The presidential favoritism merry-go-round keeps on turning Obamacare waiver favors for “friends of the President.” This time it is the $63 fee per head.

About 20 million union members and their families with self-administered Taft-Hartley plans may not have to pay the per participant head tax. For union members with a family of four, they could save $252 in health costs in 2014.

The Affordable Care Act requires that a reinsurance fund be developed to protect insurance companies if their actual costs to provide insurance turn out to be more than expected. The legislation specified that $12 billion be set aside in 2014 along with $8 billion and $5 billion in the next couple years.

Earlier this year Health and Human Services issued regulations saying the cost will be charged on a per head basis. For 2014 HHS determined the per-head fee would be $63 for every American with a private health plan.

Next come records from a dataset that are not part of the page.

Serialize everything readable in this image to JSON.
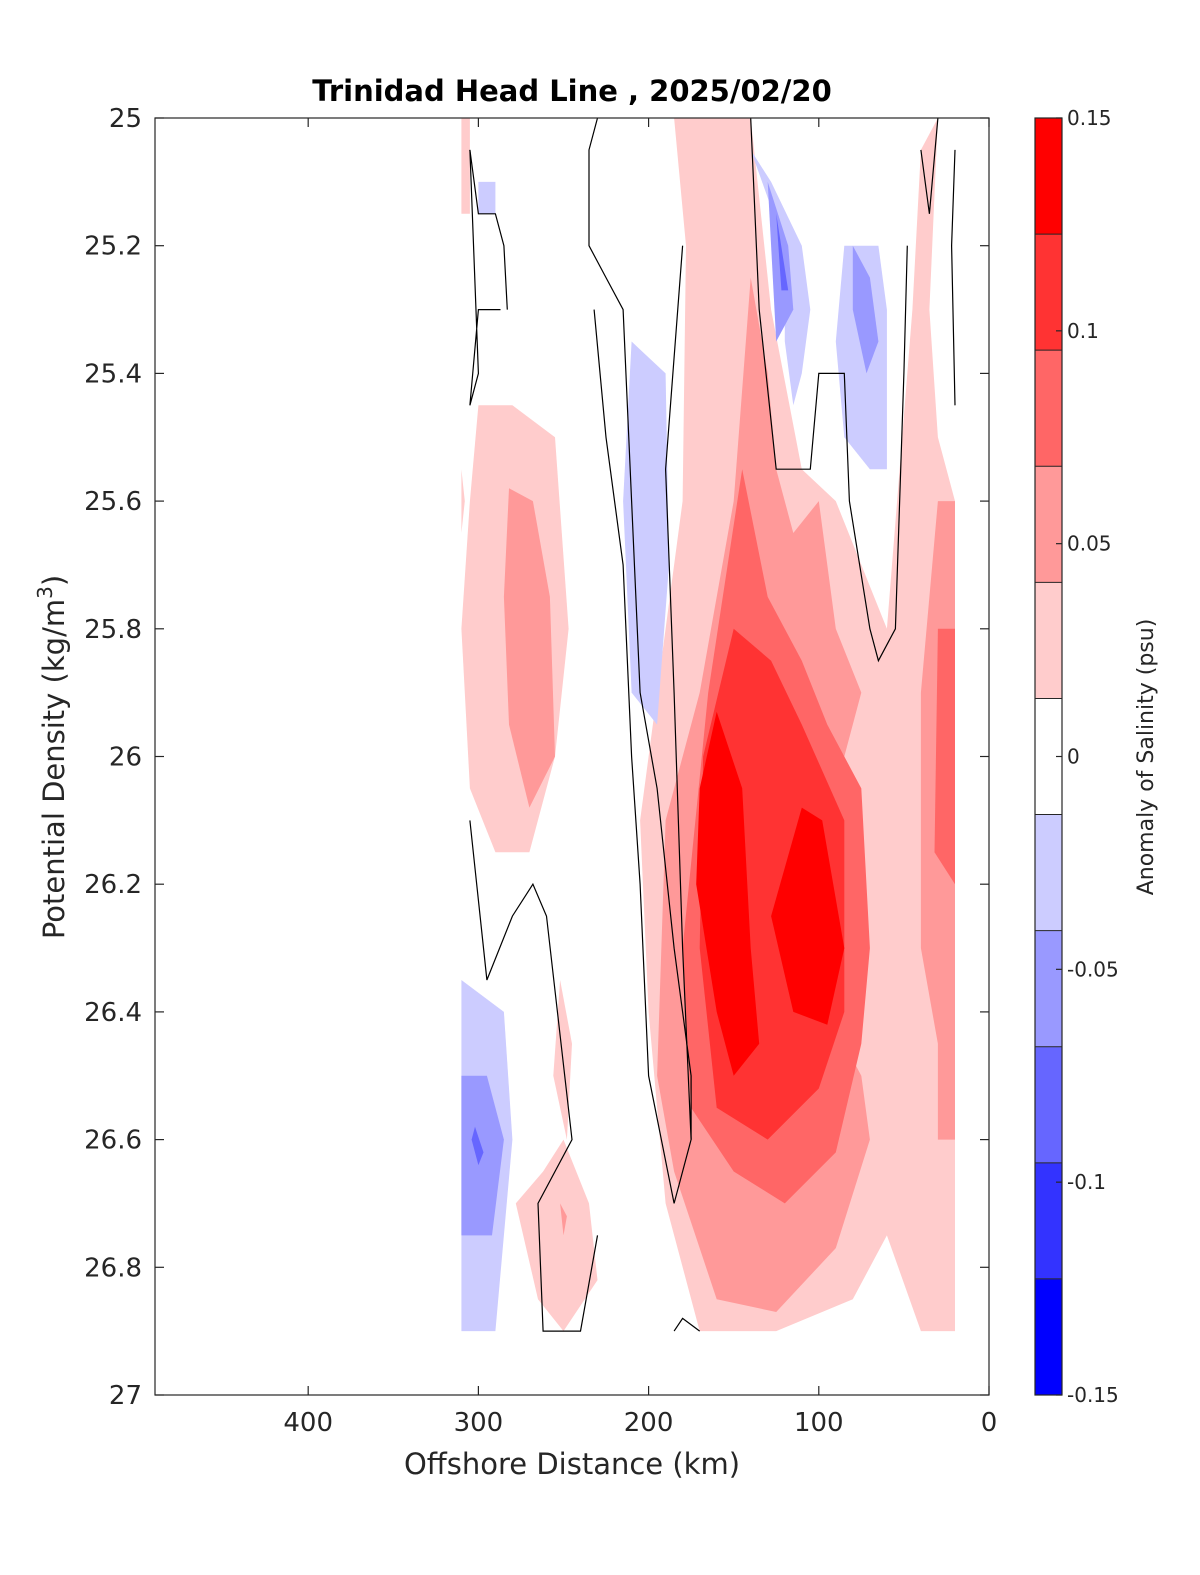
{
  "chart_data": {
    "type": "heatmap",
    "subtype": "filled-contour",
    "title": "Trinidad Head Line , 2025/02/20",
    "xlabel": "Offshore Distance (km)",
    "ylabel_main": "Potential Density (kg/m",
    "ylabel_sup": "3",
    "ylabel_close": ")",
    "x_reversed": true,
    "y_reversed": true,
    "xlim": [
      490,
      0
    ],
    "ylim": [
      25,
      27
    ],
    "xticks": [
      {
        "value": 400,
        "label": "400"
      },
      {
        "value": 300,
        "label": "300"
      },
      {
        "value": 200,
        "label": "200"
      },
      {
        "value": 100,
        "label": "100"
      },
      {
        "value": 0,
        "label": "0"
      }
    ],
    "yticks": [
      {
        "value": 25,
        "label": "25"
      },
      {
        "value": 25.2,
        "label": "25.2"
      },
      {
        "value": 25.4,
        "label": "25.4"
      },
      {
        "value": 25.6,
        "label": "25.6"
      },
      {
        "value": 25.8,
        "label": "25.8"
      },
      {
        "value": 26,
        "label": "26"
      },
      {
        "value": 26.2,
        "label": "26.2"
      },
      {
        "value": 26.4,
        "label": "26.4"
      },
      {
        "value": 26.6,
        "label": "26.6"
      },
      {
        "value": 26.8,
        "label": "26.8"
      },
      {
        "value": 27,
        "label": "27"
      }
    ],
    "data_extent": {
      "x": [
        20,
        310
      ],
      "y": [
        25,
        26.9
      ]
    },
    "colorbar": {
      "label": "Anomaly of Salinity (psu)",
      "range": [
        -0.15,
        0.15
      ],
      "colors": [
        "#0000ff",
        "#3333ff",
        "#6666ff",
        "#9999ff",
        "#ccccff",
        "#ffffff",
        "#ffcccc",
        "#ff9999",
        "#ff6666",
        "#ff3333",
        "#ff0000"
      ],
      "ticks": [
        {
          "value": 0.15,
          "label": "0.15"
        },
        {
          "value": 0.1,
          "label": "0.1"
        },
        {
          "value": 0.05,
          "label": "0.05"
        },
        {
          "value": 0,
          "label": "0"
        },
        {
          "value": -0.05,
          "label": "-0.05"
        },
        {
          "value": -0.1,
          "label": "-0.1"
        },
        {
          "value": -0.15,
          "label": "-0.15"
        }
      ]
    },
    "contour_regions": [
      {
        "level": 0.0375,
        "points": [
          [
            185,
            25.0
          ],
          [
            140,
            25.0
          ],
          [
            128,
            25.3
          ],
          [
            110,
            25.55
          ],
          [
            90,
            25.6
          ],
          [
            60,
            25.8
          ],
          [
            45,
            25.3
          ],
          [
            40,
            25.05
          ],
          [
            30,
            25.0
          ],
          [
            35,
            25.3
          ],
          [
            30,
            25.5
          ],
          [
            20,
            25.6
          ],
          [
            20,
            26.9
          ],
          [
            40,
            26.9
          ],
          [
            60,
            26.75
          ],
          [
            80,
            26.85
          ],
          [
            125,
            26.9
          ],
          [
            170,
            26.9
          ],
          [
            190,
            26.7
          ],
          [
            200,
            26.4
          ],
          [
            205,
            26.1
          ],
          [
            195,
            25.9
          ],
          [
            180,
            25.6
          ],
          [
            178,
            25.2
          ]
        ]
      },
      {
        "level": 0.0625,
        "points": [
          [
            140,
            25.25
          ],
          [
            150,
            25.6
          ],
          [
            170,
            25.9
          ],
          [
            190,
            26.1
          ],
          [
            195,
            26.5
          ],
          [
            185,
            26.65
          ],
          [
            160,
            26.85
          ],
          [
            125,
            26.87
          ],
          [
            90,
            26.77
          ],
          [
            70,
            26.6
          ],
          [
            75,
            26.5
          ],
          [
            95,
            26.4
          ],
          [
            100,
            26.15
          ],
          [
            75,
            25.9
          ],
          [
            90,
            25.8
          ],
          [
            100,
            25.6
          ],
          [
            115,
            25.65
          ],
          [
            125,
            25.55
          ],
          [
            130,
            25.4
          ]
        ]
      },
      {
        "level": 0.0625,
        "points": [
          [
            20,
            25.6
          ],
          [
            30,
            25.6
          ],
          [
            40,
            25.9
          ],
          [
            40,
            26.3
          ],
          [
            30,
            26.45
          ],
          [
            30,
            26.6
          ],
          [
            20,
            26.6
          ]
        ]
      },
      {
        "level": 0.0875,
        "points": [
          [
            145,
            25.55
          ],
          [
            165,
            25.9
          ],
          [
            180,
            26.3
          ],
          [
            175,
            26.55
          ],
          [
            150,
            26.65
          ],
          [
            120,
            26.7
          ],
          [
            90,
            26.62
          ],
          [
            75,
            26.45
          ],
          [
            70,
            26.3
          ],
          [
            75,
            26.05
          ],
          [
            95,
            25.95
          ],
          [
            110,
            25.85
          ],
          [
            130,
            25.75
          ]
        ]
      },
      {
        "level": 0.0875,
        "points": [
          [
            20,
            25.8
          ],
          [
            30,
            25.8
          ],
          [
            32,
            26.15
          ],
          [
            20,
            26.2
          ]
        ]
      },
      {
        "level": 0.1125,
        "points": [
          [
            150,
            25.8
          ],
          [
            168,
            26.0
          ],
          [
            170,
            26.3
          ],
          [
            160,
            26.55
          ],
          [
            130,
            26.6
          ],
          [
            100,
            26.52
          ],
          [
            85,
            26.4
          ],
          [
            85,
            26.1
          ],
          [
            110,
            25.95
          ],
          [
            128,
            25.85
          ]
        ]
      },
      {
        "level": 0.1375,
        "points": [
          [
            160,
            25.93
          ],
          [
            145,
            26.05
          ],
          [
            140,
            26.3
          ],
          [
            135,
            26.45
          ],
          [
            150,
            26.5
          ],
          [
            160,
            26.4
          ],
          [
            172,
            26.2
          ],
          [
            170,
            26.05
          ]
        ]
      },
      {
        "level": 0.1375,
        "points": [
          [
            110,
            26.08
          ],
          [
            98,
            26.1
          ],
          [
            85,
            26.3
          ],
          [
            95,
            26.42
          ],
          [
            115,
            26.4
          ],
          [
            128,
            26.25
          ]
        ]
      },
      {
        "level": 0.0375,
        "points": [
          [
            300,
            25.45
          ],
          [
            280,
            25.45
          ],
          [
            255,
            25.5
          ],
          [
            247,
            25.8
          ],
          [
            255,
            26.0
          ],
          [
            270,
            26.15
          ],
          [
            290,
            26.15
          ],
          [
            305,
            26.05
          ],
          [
            310,
            25.8
          ],
          [
            305,
            25.6
          ]
        ]
      },
      {
        "level": 0.0625,
        "points": [
          [
            282,
            25.58
          ],
          [
            268,
            25.6
          ],
          [
            258,
            25.75
          ],
          [
            255,
            26.0
          ],
          [
            270,
            26.08
          ],
          [
            282,
            25.95
          ],
          [
            285,
            25.75
          ]
        ]
      },
      {
        "level": 0.0375,
        "points": [
          [
            310,
            25.0
          ],
          [
            305,
            25.0
          ],
          [
            305,
            25.15
          ],
          [
            310,
            25.15
          ]
        ]
      },
      {
        "level": 0.0375,
        "points": [
          [
            310,
            25.55
          ],
          [
            308,
            25.6
          ],
          [
            310,
            25.65
          ]
        ]
      },
      {
        "level": 0.0375,
        "points": [
          [
            252,
            26.35
          ],
          [
            245,
            26.45
          ],
          [
            248,
            26.6
          ],
          [
            256,
            26.5
          ]
        ]
      },
      {
        "level": 0.0375,
        "points": [
          [
            262,
            26.65
          ],
          [
            250,
            26.6
          ],
          [
            235,
            26.7
          ],
          [
            230,
            26.82
          ],
          [
            250,
            26.9
          ],
          [
            265,
            26.85
          ],
          [
            278,
            26.7
          ]
        ]
      },
      {
        "level": 0.0625,
        "points": [
          [
            252,
            26.7
          ],
          [
            248,
            26.72
          ],
          [
            250,
            26.75
          ]
        ]
      },
      {
        "level": -0.0375,
        "points": [
          [
            300,
            25.1
          ],
          [
            290,
            25.1
          ],
          [
            290,
            25.15
          ],
          [
            300,
            25.15
          ]
        ]
      },
      {
        "level": -0.0375,
        "points": [
          [
            210,
            25.35
          ],
          [
            190,
            25.4
          ],
          [
            188,
            25.7
          ],
          [
            195,
            25.95
          ],
          [
            210,
            25.9
          ],
          [
            215,
            25.6
          ]
        ]
      },
      {
        "level": -0.0375,
        "points": [
          [
            140,
            25.05
          ],
          [
            120,
            25.2
          ],
          [
            120,
            25.35
          ],
          [
            115,
            25.45
          ],
          [
            110,
            25.4
          ],
          [
            105,
            25.3
          ],
          [
            110,
            25.2
          ],
          [
            128,
            25.1
          ]
        ]
      },
      {
        "level": -0.0375,
        "points": [
          [
            85,
            25.2
          ],
          [
            65,
            25.2
          ],
          [
            60,
            25.3
          ],
          [
            60,
            25.55
          ],
          [
            70,
            25.55
          ],
          [
            85,
            25.5
          ],
          [
            90,
            25.35
          ]
        ]
      },
      {
        "level": -0.0375,
        "points": [
          [
            310,
            26.35
          ],
          [
            285,
            26.4
          ],
          [
            280,
            26.6
          ],
          [
            285,
            26.75
          ],
          [
            290,
            26.9
          ],
          [
            310,
            26.9
          ]
        ]
      },
      {
        "level": -0.0625,
        "points": [
          [
            130,
            25.1
          ],
          [
            118,
            25.2
          ],
          [
            115,
            25.3
          ],
          [
            125,
            25.35
          ]
        ]
      },
      {
        "level": -0.0625,
        "points": [
          [
            80,
            25.2
          ],
          [
            70,
            25.25
          ],
          [
            65,
            25.35
          ],
          [
            72,
            25.4
          ],
          [
            80,
            25.3
          ]
        ]
      },
      {
        "level": -0.0625,
        "points": [
          [
            310,
            26.5
          ],
          [
            295,
            26.5
          ],
          [
            285,
            26.6
          ],
          [
            292,
            26.75
          ],
          [
            310,
            26.75
          ]
        ]
      },
      {
        "level": -0.0875,
        "points": [
          [
            125,
            25.15
          ],
          [
            118,
            25.27
          ],
          [
            122,
            25.27
          ]
        ]
      },
      {
        "level": -0.0875,
        "points": [
          [
            302,
            26.58
          ],
          [
            297,
            26.62
          ],
          [
            300,
            26.64
          ],
          [
            304,
            26.6
          ]
        ]
      }
    ],
    "zero_contours": [
      [
        [
          305,
          25.05
        ],
        [
          300,
          25.4
        ],
        [
          305,
          25.45
        ],
        [
          300,
          25.3
        ],
        [
          287,
          25.3
        ]
      ],
      [
        [
          305,
          25.05
        ],
        [
          300,
          25.15
        ],
        [
          290,
          25.15
        ],
        [
          285,
          25.2
        ],
        [
          283,
          25.3
        ]
      ],
      [
        [
          230,
          25.0
        ],
        [
          235,
          25.05
        ],
        [
          235,
          25.2
        ],
        [
          225,
          25.25
        ],
        [
          215,
          25.3
        ],
        [
          210,
          25.6
        ],
        [
          205,
          25.9
        ],
        [
          195,
          26.05
        ],
        [
          185,
          26.3
        ],
        [
          175,
          26.5
        ],
        [
          175,
          26.6
        ],
        [
          185,
          26.7
        ],
        [
          200,
          26.5
        ],
        [
          205,
          26.2
        ],
        [
          210,
          26.0
        ],
        [
          215,
          25.7
        ],
        [
          225,
          25.5
        ],
        [
          232,
          25.3
        ]
      ],
      [
        [
          180,
          25.2
        ],
        [
          190,
          25.55
        ],
        [
          185,
          25.9
        ],
        [
          180,
          26.3
        ],
        [
          175,
          26.6
        ]
      ],
      [
        [
          305,
          26.1
        ],
        [
          295,
          26.35
        ],
        [
          280,
          26.25
        ],
        [
          268,
          26.2
        ],
        [
          260,
          26.25
        ],
        [
          245,
          26.6
        ],
        [
          265,
          26.7
        ],
        [
          262,
          26.9
        ],
        [
          240,
          26.9
        ],
        [
          230,
          26.75
        ]
      ],
      [
        [
          170,
          26.9
        ],
        [
          180,
          26.88
        ],
        [
          185,
          26.9
        ]
      ],
      [
        [
          140,
          25.0
        ],
        [
          135,
          25.3
        ],
        [
          125,
          25.55
        ],
        [
          105,
          25.55
        ],
        [
          100,
          25.4
        ],
        [
          85,
          25.4
        ],
        [
          82,
          25.6
        ],
        [
          70,
          25.8
        ],
        [
          65,
          25.85
        ],
        [
          55,
          25.8
        ],
        [
          50,
          25.4
        ],
        [
          48,
          25.2
        ]
      ],
      [
        [
          40,
          25.05
        ],
        [
          35,
          25.15
        ],
        [
          30,
          25.0
        ]
      ],
      [
        [
          20,
          25.05
        ],
        [
          22,
          25.2
        ],
        [
          20,
          25.45
        ]
      ]
    ]
  }
}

While this tax by statute is supposed to be universal, Administration officials previewed a regulation this month in the Federal Register indicating the fee would be waived for self-insured (Taft-Hartley) plans. The AFL-CIO along with the Teamsters helped lobby for ACA.

As a quid pro quo following months of lobbying from those same union organizations the administration has arranged for a carve-out as a favor for their support. By the way, everyone else will have to pay more the following year to cover the nut of the reinsurance pool going forward.

What new executive order or administration regulation will rewrite the provisions of the Affordable Care Act next month and into the future? Will the changes be driven by political favor or sound health care and insurance industry practices?

Somebody stop the Obamacare merry-go-round, I’m getting dizzy and noxious.